Les banques centrales et les régulateurs financiers doivent rapidement saisir les implications d'un nouveau modèle d'intelligence artificielle susceptible de poser des dangers majeurs en matière de cybersécurité, a déclaré mardi le gouverneur de la Banque d'Angleterre, Andrew Bailey.

"Il serait raisonnable de penser que les événements dans le Golfe constituent le défi le plus récent auquel nous sommes confrontés, jusqu'à ce que, vendredi dernier je crois, vous vous réveilliez en découvrant qu'Anthropic a peut-être trouvé un moyen de fragiliser l'ensemble de l'univers du risque cyber", a affirmé M. Bailey lors d'un événement à l'Université Columbia à New York.

Le produit Mythos d'Anthropic a suscité des mises en garde de la part d'experts en cybersécurité quant à sa capacité à doper des cyberattaques complexes, ce qui pourrait mettre à l'épreuve le secteur bancaire et ses systèmes technologiques actuels.

Les régulateurs souhaitent "déterminer ce que cela signifie concrètement", a précisé M. Bailey. "La question est de savoir dans quelle mesure cette nouvelle version du produit sera capable, d'une certaine manière, d'identifier des vulnérabilités dans d'autres systèmes pouvant être exploitées à des fins de cyberattaque."

Il a souligné que les risques cyber étaient devenus, ces dernières années, la préoccupation ayant progressé le plus rapidement dans la liste des priorités des régulateurs.

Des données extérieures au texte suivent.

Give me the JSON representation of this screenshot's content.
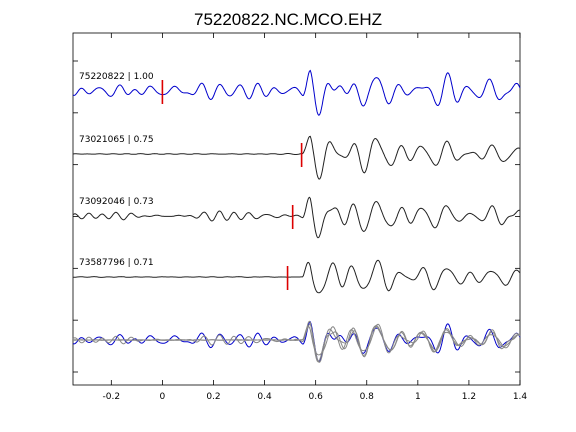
{
  "chart_data": {
    "type": "line",
    "title": "75220822.NC.MCO.EHZ",
    "xlabel": "",
    "ylabel": "",
    "xlim": [
      -0.35,
      1.4
    ],
    "xticks": [
      -0.2,
      0,
      0.2,
      0.4,
      0.6,
      0.8,
      1,
      1.2,
      1.4
    ],
    "xtick_labels": [
      "-0.2",
      "0",
      "0.2",
      "0.4",
      "0.6",
      "0.8",
      "1",
      "1.2",
      "1.4"
    ],
    "yticks_count": 7,
    "grid": false,
    "colors": {
      "master": "#0000cc",
      "match": "#222222",
      "overlay_match": "#888888",
      "pick": "#dd0000"
    },
    "series": [
      {
        "name": "75220822 | 1.00",
        "role": "master",
        "pick_time": 0.0,
        "noise_level": 0.55,
        "signal_amp": 1.0,
        "seed": 11
      },
      {
        "name": "73021065 | 0.75",
        "role": "match",
        "pick_time": 0.545,
        "noise_level": 0.04,
        "signal_amp": 1.0,
        "seed": 23
      },
      {
        "name": "73092046 | 0.73",
        "role": "match",
        "pick_time": 0.51,
        "noise_level": 0.25,
        "signal_amp": 1.0,
        "seed": 37
      },
      {
        "name": "73587796 | 0.71",
        "role": "match",
        "pick_time": 0.49,
        "noise_level": 0.02,
        "signal_amp": 1.0,
        "seed": 51
      }
    ]
  }
}
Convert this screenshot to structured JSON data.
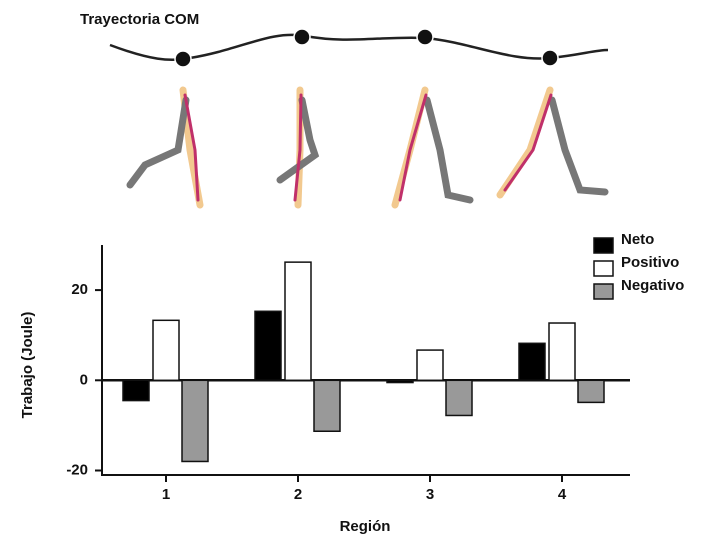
{
  "chart_data": {
    "type": "bar",
    "title": "Trayectoria COM",
    "x_label": "Región",
    "y_label": "Trabajo (Joule)",
    "categories": [
      "1",
      "2",
      "3",
      "4"
    ],
    "series": [
      {
        "name": "Neto",
        "color": "#000000",
        "values": [
          -4.5,
          15.3,
          -0.5,
          8.2
        ]
      },
      {
        "name": "Positivo",
        "color": "#ffffff",
        "values": [
          13.3,
          26.2,
          6.7,
          12.7
        ]
      },
      {
        "name": "Negativo",
        "color": "#999999",
        "values": [
          -18,
          -11.3,
          -7.8,
          -4.9
        ]
      }
    ],
    "ylim": [
      -21,
      30
    ],
    "yticks": [
      -20,
      0,
      20
    ],
    "legend": "upper right"
  }
}
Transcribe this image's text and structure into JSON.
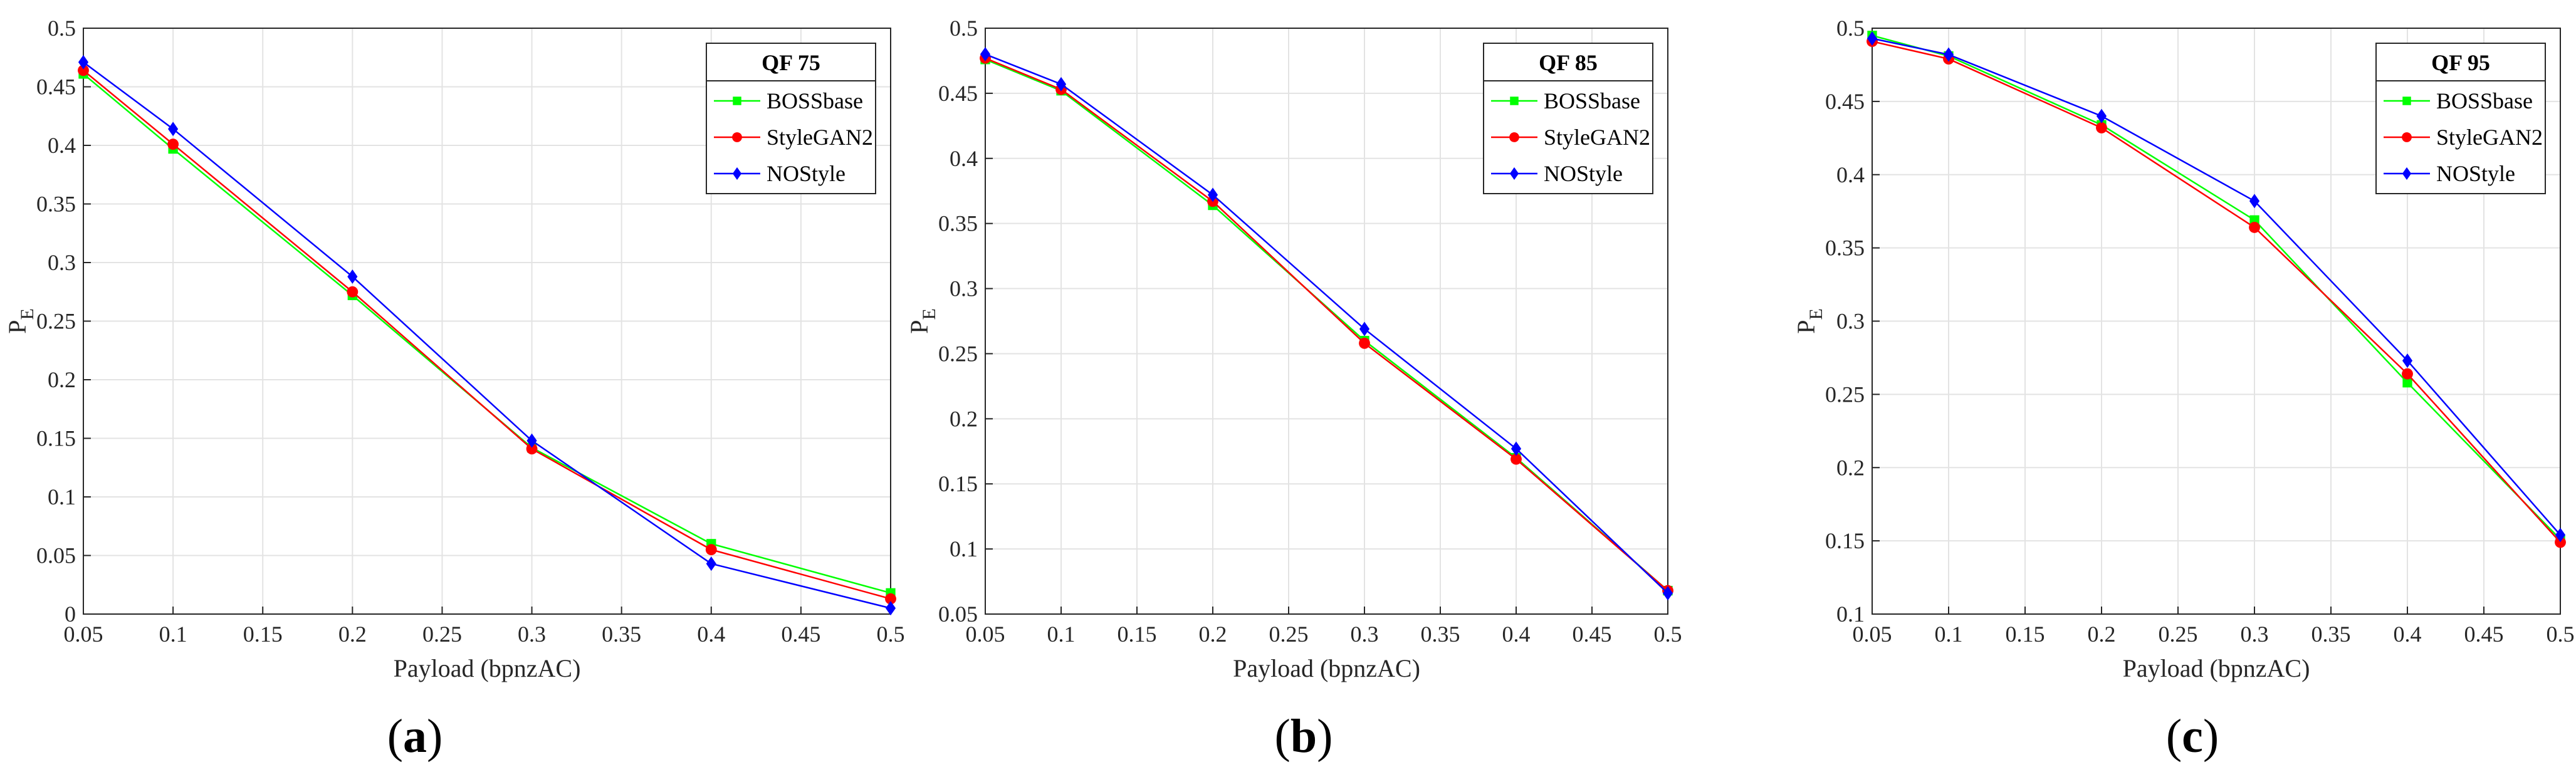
{
  "chart_data": [
    {
      "type": "line",
      "panel": "a",
      "legend_title": "QF 75",
      "xlabel": "Payload (bpnzAC)",
      "ylabel": "P",
      "ylabel_sub": "E",
      "x": [
        0.05,
        0.1,
        0.2,
        0.3,
        0.4,
        0.5
      ],
      "xlim": [
        0.05,
        0.5
      ],
      "ylim": [
        0,
        0.5
      ],
      "xticks": [
        "0.05",
        "0.1",
        "0.15",
        "0.2",
        "0.25",
        "0.3",
        "0.35",
        "0.4",
        "0.45",
        "0.5"
      ],
      "yticks": [
        "0",
        "0.05",
        "0.1",
        "0.15",
        "0.2",
        "0.25",
        "0.3",
        "0.35",
        "0.4",
        "0.45",
        "0.5"
      ],
      "grid": true,
      "legend_position": "top-right",
      "series": [
        {
          "name": "BOSSbase",
          "color": "#00ff00",
          "marker": "square",
          "values": [
            0.461,
            0.397,
            0.272,
            0.142,
            0.06,
            0.018
          ]
        },
        {
          "name": "StyleGAN2",
          "color": "#ff0000",
          "marker": "circle",
          "values": [
            0.464,
            0.401,
            0.275,
            0.141,
            0.055,
            0.013
          ]
        },
        {
          "name": "NOStyle",
          "color": "#0000ff",
          "marker": "diamond",
          "values": [
            0.471,
            0.414,
            0.288,
            0.148,
            0.043,
            0.005
          ]
        }
      ]
    },
    {
      "type": "line",
      "panel": "b",
      "legend_title": "QF 85",
      "xlabel": "Payload (bpnzAC)",
      "ylabel": "P",
      "ylabel_sub": "E",
      "x": [
        0.05,
        0.1,
        0.2,
        0.3,
        0.4,
        0.5
      ],
      "xlim": [
        0.05,
        0.5
      ],
      "ylim": [
        0.05,
        0.5
      ],
      "xticks": [
        "0.05",
        "0.1",
        "0.15",
        "0.2",
        "0.25",
        "0.3",
        "0.35",
        "0.4",
        "0.45",
        "0.5"
      ],
      "yticks": [
        "0.05",
        "0.1",
        "0.15",
        "0.2",
        "0.25",
        "0.3",
        "0.35",
        "0.4",
        "0.45",
        "0.5"
      ],
      "grid": true,
      "legend_position": "top-right",
      "series": [
        {
          "name": "BOSSbase",
          "color": "#00ff00",
          "marker": "square",
          "values": [
            0.476,
            0.452,
            0.364,
            0.26,
            0.17,
            0.068
          ]
        },
        {
          "name": "StyleGAN2",
          "color": "#ff0000",
          "marker": "circle",
          "values": [
            0.477,
            0.453,
            0.367,
            0.258,
            0.169,
            0.068
          ]
        },
        {
          "name": "NOStyle",
          "color": "#0000ff",
          "marker": "diamond",
          "values": [
            0.48,
            0.457,
            0.372,
            0.269,
            0.177,
            0.066
          ]
        }
      ]
    },
    {
      "type": "line",
      "panel": "c",
      "legend_title": "QF 95",
      "xlabel": "Payload (bpnzAC)",
      "ylabel": "P",
      "ylabel_sub": "E",
      "x": [
        0.05,
        0.1,
        0.2,
        0.3,
        0.4,
        0.5
      ],
      "xlim": [
        0.05,
        0.5
      ],
      "ylim": [
        0.1,
        0.5
      ],
      "xticks": [
        "0.05",
        "0.1",
        "0.15",
        "0.2",
        "0.25",
        "0.3",
        "0.35",
        "0.4",
        "0.45",
        "0.5"
      ],
      "yticks": [
        "0.1",
        "0.15",
        "0.2",
        "0.25",
        "0.3",
        "0.35",
        "0.4",
        "0.45",
        "0.5"
      ],
      "grid": true,
      "legend_position": "top-right",
      "series": [
        {
          "name": "BOSSbase",
          "color": "#00ff00",
          "marker": "square",
          "values": [
            0.495,
            0.481,
            0.434,
            0.369,
            0.258,
            0.151
          ]
        },
        {
          "name": "StyleGAN2",
          "color": "#ff0000",
          "marker": "circle",
          "values": [
            0.491,
            0.479,
            0.432,
            0.364,
            0.264,
            0.149
          ]
        },
        {
          "name": "NOStyle",
          "color": "#0000ff",
          "marker": "diamond",
          "values": [
            0.493,
            0.482,
            0.44,
            0.382,
            0.273,
            0.154
          ]
        }
      ]
    }
  ],
  "panel_labels": [
    "a",
    "b",
    "c"
  ]
}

"C'est un problème qui ne disparaît jamais. Il faut sans cesse en atténuer les effets, mais les acteurs malveillants évoluent, nous devons donc y faire face", a déclaré M. Bailey.

Il a consacré la majeure partie de son intervention de mardi à la question de l'indépendance opérationnelle des banques centrales, estimant qu'elle n'était "pas assez robuste" en ce qui concerne les questions de stabilité financière.

M. Bailey a soutenu que les politiques de stabilité monétaire et financière - souvent présentées comme des enjeux distincts, voire parfois contradictoires - devraient être considérées conjointement dans le cadre d'un objectif global de protection de la valeur de la monnaie.

Alors que la politique monétaire est définie par des objectifs d'inflation chiffrés, la stabilité financière est plus difficile à appréhender, ce qui conduit à une distinction entre les deux, a expliqué M. Bailey.

"C'est important car, autrement, l'indépendance en matière de stabilité financière n'est pas aussi solide, et je prétendrais qu'elle n'est pas assez robuste", a déclaré M. Bailey dans son discours.

Ses remarques interviennent alors que les banques centrales, des deux côtés de l'Atlantique, font face à des pressions politiques croissantes, bien qu'à des degrés divers.

Aux États-Unis, le président américain Donald Trump a appelé à une baisse des taux d'intérêt et a répété ses critiques à l'égard du président de la Fed, Jerome Powell.

En Grande-Bretagne, la ministre des Finances Rachel Reeves a incité les régulateurs, dont la BoE, à accorder une plus grande importance à la croissance économique lors de leurs prises de décision.

M. Bailey a souligné que la stabilité financière se heurte aux intérêts privés du système financier, ainsi qu'aux gouvernements cherchant à stimuler la croissance en assouplissant la réglementation pour favoriser le crédit - particulièrement lorsque le souvenir des crises passées s'estompe.

Tout comme la politique monétaire vise à protéger la valeur réelle de la monnaie, M. Bailey a affirmé que la politique de stabilité financière protège la confiance dans la monnaie et que les deux doivent être perçues comme complémentaires.

"Je vois un intérêt à créer un récit global unique, fortement axé sur la valeur de la monnaie. Cela permettrait de supprimer les qualificatifs tels que 'tangentiel' ou 'en conflit' pour décrire la stabilité financière", a conclu M. Bailey.